Compte rendu tardif d’une séance Bandol chez Vertivin

J’irais donc à l’essentiel , j’ai déjà fait un CR avec l’histoire / le terroir de Bandol (une de mes appellation préférées en rouge)  Ce soir la , Sufrenne et Olivette, sur des millésimes allant de 1985 à 2006 .

OLIVETTE 2006

Nez très marqué par l’olive et les fruits à l’alcool (cerise) ainsi que les fruits noirs. Bouche un peu chaude et alcooleuse, légèrement astringente sur des notes de prune , de pruneau et d’olive, rétro olfaction sur les épices chaudes . Pas très précis .  Assez Bien -

SUFFRENE 2004

Contrairement à d’autres région, un très beau millésime . Nez plus fermé , mais aussi plus subtil, à l’aération,  notes de mûre , de cassis, d’épices orientales et de poivre . Bouche chaleureuse (je n’ai pas dit chaude) , épaisse , chocolatée et pimentée (clou de girofle) . Tannins serrés, belle construction d’ensemble.
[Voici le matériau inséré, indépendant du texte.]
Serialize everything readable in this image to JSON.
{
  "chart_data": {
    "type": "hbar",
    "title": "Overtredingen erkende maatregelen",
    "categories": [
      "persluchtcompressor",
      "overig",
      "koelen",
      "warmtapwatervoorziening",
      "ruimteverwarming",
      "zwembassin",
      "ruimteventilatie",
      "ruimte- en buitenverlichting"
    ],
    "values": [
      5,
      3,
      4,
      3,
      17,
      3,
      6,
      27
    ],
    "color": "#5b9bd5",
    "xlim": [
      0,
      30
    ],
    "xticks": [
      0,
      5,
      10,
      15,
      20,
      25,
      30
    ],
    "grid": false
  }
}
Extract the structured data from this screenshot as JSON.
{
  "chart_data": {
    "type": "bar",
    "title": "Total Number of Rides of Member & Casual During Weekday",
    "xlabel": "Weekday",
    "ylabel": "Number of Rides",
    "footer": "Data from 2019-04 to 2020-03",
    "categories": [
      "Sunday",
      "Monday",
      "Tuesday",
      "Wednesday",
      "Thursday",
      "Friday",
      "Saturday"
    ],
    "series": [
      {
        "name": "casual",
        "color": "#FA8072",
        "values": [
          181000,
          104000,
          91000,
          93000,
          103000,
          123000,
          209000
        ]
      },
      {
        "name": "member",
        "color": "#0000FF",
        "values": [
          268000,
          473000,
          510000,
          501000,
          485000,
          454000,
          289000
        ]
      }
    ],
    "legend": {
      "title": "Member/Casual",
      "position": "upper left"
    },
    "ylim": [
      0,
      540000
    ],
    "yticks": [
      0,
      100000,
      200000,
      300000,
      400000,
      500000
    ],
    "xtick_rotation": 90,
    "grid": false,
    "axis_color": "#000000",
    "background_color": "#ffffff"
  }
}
Un vin en devenir , à revoir dans quelques années, mais le potentiel est la  . Bien ++

SUFFRENE 2003

Nez animal et musc, associées à des épices de guarigue , thym et romarin . Tannins soyeux et fins , mais avec une trame plus lache que les précédents, ce qui donne une bouche moins compacte. Belle fraicheur  malgré le millésime . Assez Bien ++

SUFFRENE 2000

Nez plus évolué , arômes tertiaires de cuire de russie,  de vinaigre balsamique avec ce coté acidulé /sucré,  de poivre , de pin et d’encre . Attaque en bouche suave , montée en puissance sur un milieu de bouche avec beaucoup de relief et de densité, marqué par des notes de tappenade et de pain grillé , tannins de velours . Un vin frais , compact , avec une très belle finale qui s’étire, s’étire . Un vin très pur  . Très Bien ++. Un candidat à l’achat groupé dit l’un des comité de dégustation . C’est certain, d’autant que les prix sont doux, y compris sur les vieux millésimes

SUFFRENE 1998

Nez plus animal, un peu alcooleux , sur des notes de sandre, de viandox et de sang séché . Tannins murs, ce coté sanguin à nouveau, un coté sucré qui ressort car l’on sent un léger déficit d’acidité (y compris / au  2003) . C’est bien fait mais le contraste avec le précédent le dessert . Intrinsèquement , c’est quand même pas mal et assez fin .  Bien-

OLIVETTE 1992

Nez très animal, ventre de lièvre, venaison associé à des notes de café brulé . Bouche plus simple ,aqueuse, toujours ces notes d’animal faisandé . Pas de densité ni de structure . Moyen

OLIVETTE 1985

Nez complexe , évolué bien sur, sur des notes d’algues, d’olive, d’eucalyptus, de résine , de résine et de graphite , fruits noirs (myrtille) . Bouche aqueuse , assez tonique malgré l’age (27 ans) , plus dense que le précédent , tannins fondus , notes de toffee et de caramel en mileu de bouche , belle finale . Très Bien +

Cette dégustation démontre , s’il le fallait encore , à la capacité des Bandols à évoluer dans le temps . J’ai trouvé personnellement la Sufrrenne supérieur à Olivette , avec plus de fond . Il serait intéressant de déguster un Suffrenne 85 par exemple


19
fév
2012
2

Week end d’anniversaire : Clos d’un jour , hortus , Dead Arm, Catena Zapata , Chidaine…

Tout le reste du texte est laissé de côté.